El F.B.I. no tardó en cazarlos y el más blando de los tres cantó enseguida una balada country con el nombre del tipo que les había encargado el trabajo. Así que, al mediodía -allí le llaman high noon-, Paul Keaton ya estaba detenido en una de las dependencias de la comisaría número 13. Gordon O’Reilly -quince años de servicio en la policía metropolitana de Brooklyn- estaba tan seguro de que el abogado de Keaton le abriría esa misma tarde la puerta del calabozo con la ganzúa oxidada de alguna ley ambigua, que se puso a explicarle cómo son las cosas a un poli novato de los que aún no habían pasado la yema del dedo índice por el gatillo de su revólver reglamentario.

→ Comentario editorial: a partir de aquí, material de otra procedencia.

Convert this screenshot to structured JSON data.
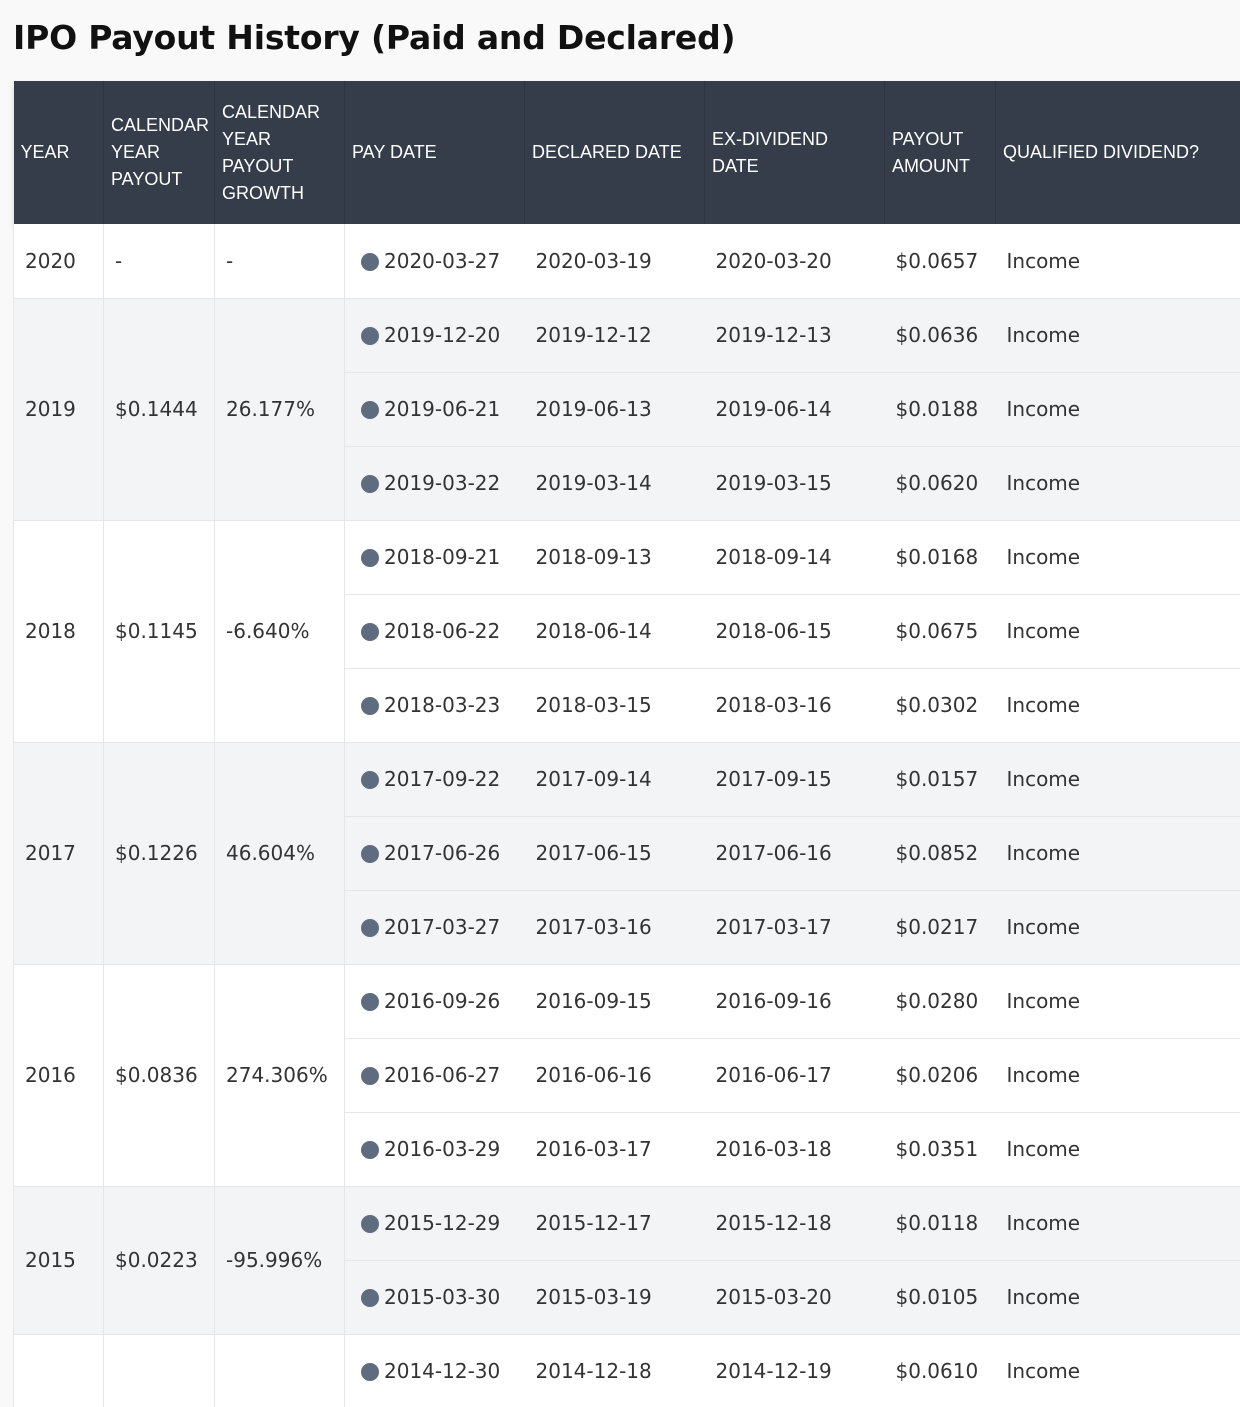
{
  "page": {
    "title": "IPO Payout History (Paid and Declared)"
  },
  "colors": {
    "header_bg": "#353d4a",
    "row_odd": "#ffffff",
    "row_even": "#f3f4f6",
    "dot": "#5f6b7e"
  },
  "table": {
    "headers": {
      "year": "YEAR",
      "calendar_year_payout": "CALENDAR YEAR PAYOUT",
      "calendar_year_payout_growth": "CALENDAR YEAR PAYOUT GROWTH",
      "pay_date": "PAY DATE",
      "declared_date": "DECLARED DATE",
      "ex_dividend_date": "EX-DIVIDEND DATE",
      "payout_amount": "PAYOUT AMOUNT",
      "qualified_dividend": "QUALIFIED DIVIDEND?"
    },
    "status_icon": "circle-status-icon",
    "groups": [
      {
        "year": "2020",
        "payout": "-",
        "growth": "-",
        "rows": [
          {
            "pay": "2020-03-27",
            "declared": "2020-03-19",
            "ex": "2020-03-20",
            "amount": "$0.0657",
            "qualified": "Income"
          }
        ]
      },
      {
        "year": "2019",
        "payout": "$0.1444",
        "growth": "26.177%",
        "rows": [
          {
            "pay": "2019-12-20",
            "declared": "2019-12-12",
            "ex": "2019-12-13",
            "amount": "$0.0636",
            "qualified": "Income"
          },
          {
            "pay": "2019-06-21",
            "declared": "2019-06-13",
            "ex": "2019-06-14",
            "amount": "$0.0188",
            "qualified": "Income"
          },
          {
            "pay": "2019-03-22",
            "declared": "2019-03-14",
            "ex": "2019-03-15",
            "amount": "$0.0620",
            "qualified": "Income"
          }
        ]
      },
      {
        "year": "2018",
        "payout": "$0.1145",
        "growth": "-6.640%",
        "rows": [
          {
            "pay": "2018-09-21",
            "declared": "2018-09-13",
            "ex": "2018-09-14",
            "amount": "$0.0168",
            "qualified": "Income"
          },
          {
            "pay": "2018-06-22",
            "declared": "2018-06-14",
            "ex": "2018-06-15",
            "amount": "$0.0675",
            "qualified": "Income"
          },
          {
            "pay": "2018-03-23",
            "declared": "2018-03-15",
            "ex": "2018-03-16",
            "amount": "$0.0302",
            "qualified": "Income"
          }
        ]
      },
      {
        "year": "2017",
        "payout": "$0.1226",
        "growth": "46.604%",
        "rows": [
          {
            "pay": "2017-09-22",
            "declared": "2017-09-14",
            "ex": "2017-09-15",
            "amount": "$0.0157",
            "qualified": "Income"
          },
          {
            "pay": "2017-06-26",
            "declared": "2017-06-15",
            "ex": "2017-06-16",
            "amount": "$0.0852",
            "qualified": "Income"
          },
          {
            "pay": "2017-03-27",
            "declared": "2017-03-16",
            "ex": "2017-03-17",
            "amount": "$0.0217",
            "qualified": "Income"
          }
        ]
      },
      {
        "year": "2016",
        "payout": "$0.0836",
        "growth": "274.306%",
        "rows": [
          {
            "pay": "2016-09-26",
            "declared": "2016-09-15",
            "ex": "2016-09-16",
            "amount": "$0.0280",
            "qualified": "Income"
          },
          {
            "pay": "2016-06-27",
            "declared": "2016-06-16",
            "ex": "2016-06-17",
            "amount": "$0.0206",
            "qualified": "Income"
          },
          {
            "pay": "2016-03-29",
            "declared": "2016-03-17",
            "ex": "2016-03-18",
            "amount": "$0.0351",
            "qualified": "Income"
          }
        ]
      },
      {
        "year": "2015",
        "payout": "$0.0223",
        "growth": "-95.996%",
        "rows": [
          {
            "pay": "2015-12-29",
            "declared": "2015-12-17",
            "ex": "2015-12-18",
            "amount": "$0.0118",
            "qualified": "Income"
          },
          {
            "pay": "2015-03-30",
            "declared": "2015-03-19",
            "ex": "2015-03-20",
            "amount": "$0.0105",
            "qualified": "Income"
          }
        ]
      },
      {
        "year": "",
        "payout": "",
        "growth": "",
        "rows": [
          {
            "pay": "2014-12-30",
            "declared": "2014-12-18",
            "ex": "2014-12-19",
            "amount": "$0.0610",
            "qualified": "Income"
          }
        ]
      }
    ]
  }
}
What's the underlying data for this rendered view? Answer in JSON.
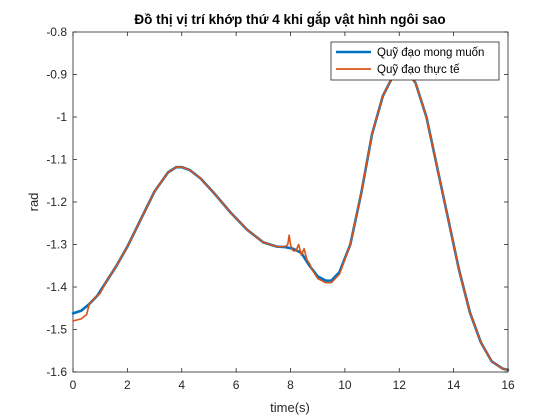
{
  "chart_data": {
    "type": "line",
    "title": "Đồ thị vị trí khớp thứ 4 khi gắp vật hình ngôi sao",
    "xlabel": "time(s)",
    "ylabel": "rad",
    "xlim": [
      0,
      16
    ],
    "ylim": [
      -1.6,
      -0.8
    ],
    "xticks": [
      0,
      2,
      4,
      6,
      8,
      10,
      12,
      14,
      16
    ],
    "yticks": [
      -1.6,
      -1.5,
      -1.4,
      -1.3,
      -1.2,
      -1.1,
      -1,
      -0.9,
      -0.8
    ],
    "xtick_labels": [
      "0",
      "2",
      "4",
      "6",
      "8",
      "10",
      "12",
      "14",
      "16"
    ],
    "ytick_labels": [
      "-1.6",
      "-1.5",
      "-1.4",
      "-1.3",
      "-1.2",
      "-1.1",
      "-1",
      "-0.9",
      "-0.8"
    ],
    "grid": false,
    "legend_position": "top-right",
    "colors": {
      "desired": "#0072BD",
      "actual": "#D95319"
    },
    "series": [
      {
        "name": "Quỹ đạo mong muốn",
        "color": "#0072BD",
        "x": [
          0,
          0.3,
          0.6,
          0.9,
          1.2,
          1.6,
          2.0,
          2.5,
          3.0,
          3.5,
          3.8,
          4.0,
          4.3,
          4.7,
          5.2,
          5.8,
          6.4,
          7.0,
          7.5,
          7.8,
          8.1,
          8.4,
          8.7,
          9.0,
          9.3,
          9.5,
          9.8,
          10.2,
          10.6,
          11.0,
          11.4,
          11.8,
          12.1,
          12.3,
          12.6,
          13.0,
          13.4,
          13.8,
          14.2,
          14.6,
          15.0,
          15.4,
          15.8,
          16.0
        ],
        "y": [
          -1.462,
          -1.456,
          -1.44,
          -1.42,
          -1.39,
          -1.35,
          -1.305,
          -1.24,
          -1.175,
          -1.13,
          -1.118,
          -1.118,
          -1.125,
          -1.145,
          -1.18,
          -1.225,
          -1.265,
          -1.295,
          -1.305,
          -1.306,
          -1.31,
          -1.32,
          -1.35,
          -1.375,
          -1.385,
          -1.385,
          -1.365,
          -1.3,
          -1.18,
          -1.04,
          -0.95,
          -0.9,
          -0.89,
          -0.892,
          -0.92,
          -1.0,
          -1.12,
          -1.24,
          -1.36,
          -1.46,
          -1.53,
          -1.575,
          -1.592,
          -1.595
        ]
      },
      {
        "name": "Quỹ đạo thực tế",
        "color": "#D95319",
        "x": [
          0,
          0.3,
          0.5,
          0.6,
          0.8,
          1.0,
          1.2,
          1.6,
          2.0,
          2.5,
          3.0,
          3.5,
          3.8,
          4.0,
          4.3,
          4.7,
          5.2,
          5.8,
          6.4,
          7.0,
          7.5,
          7.8,
          7.9,
          7.95,
          8.0,
          8.05,
          8.1,
          8.2,
          8.3,
          8.4,
          8.5,
          8.6,
          8.7,
          8.8,
          9.0,
          9.3,
          9.5,
          9.8,
          10.2,
          10.6,
          11.0,
          11.4,
          11.8,
          12.1,
          12.3,
          12.6,
          13.0,
          13.4,
          13.8,
          14.2,
          14.6,
          15.0,
          15.4,
          15.8,
          16.0
        ],
        "y": [
          -1.48,
          -1.475,
          -1.465,
          -1.44,
          -1.425,
          -1.415,
          -1.39,
          -1.35,
          -1.305,
          -1.24,
          -1.175,
          -1.13,
          -1.118,
          -1.118,
          -1.125,
          -1.145,
          -1.18,
          -1.225,
          -1.265,
          -1.295,
          -1.305,
          -1.305,
          -1.3,
          -1.278,
          -1.3,
          -1.31,
          -1.315,
          -1.315,
          -1.3,
          -1.325,
          -1.31,
          -1.335,
          -1.345,
          -1.36,
          -1.38,
          -1.39,
          -1.39,
          -1.37,
          -1.3,
          -1.18,
          -1.04,
          -0.95,
          -0.9,
          -0.89,
          -0.892,
          -0.92,
          -1.0,
          -1.12,
          -1.24,
          -1.36,
          -1.46,
          -1.53,
          -1.575,
          -1.592,
          -1.595
        ]
      }
    ]
  }
}
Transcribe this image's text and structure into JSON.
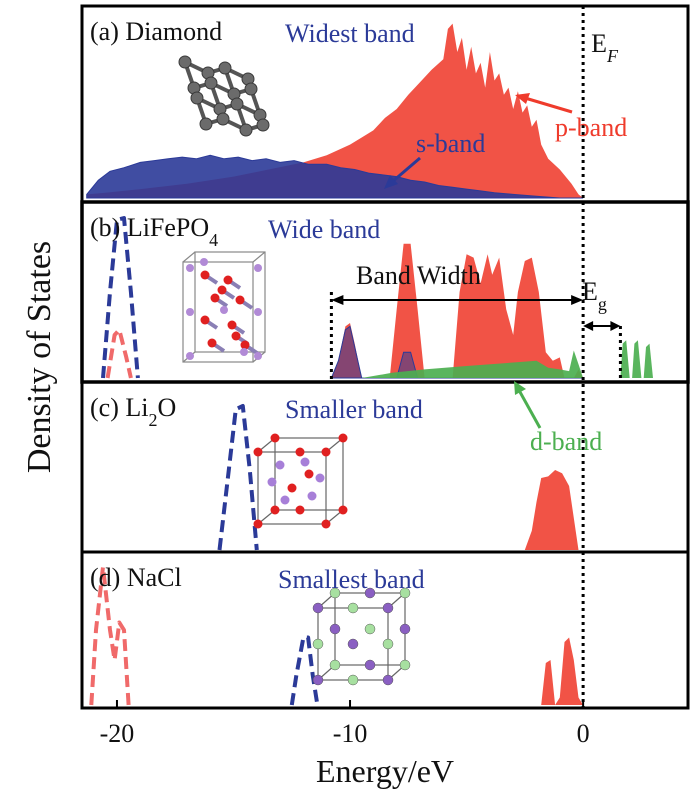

- Ya sabes, chico, nos regimos por esa clase de leyes que nadie deroga y que esconden un artículo protector de los delincuentes ante el peligro de la honradez. Te apuesto tres de los grandes a que antes de dos horas algún picapleitos entrará en la oficina del comisario con una oferta que el jefe no podrá rechazar. Y encima le sobrarán esos tres nombres del calibre nueve milímetros que lleva anotados en su agenda. Lo sé porque a mí también me han enseñado más de una vez esos tres números infalibles de teléfono que nunca necesitan usar.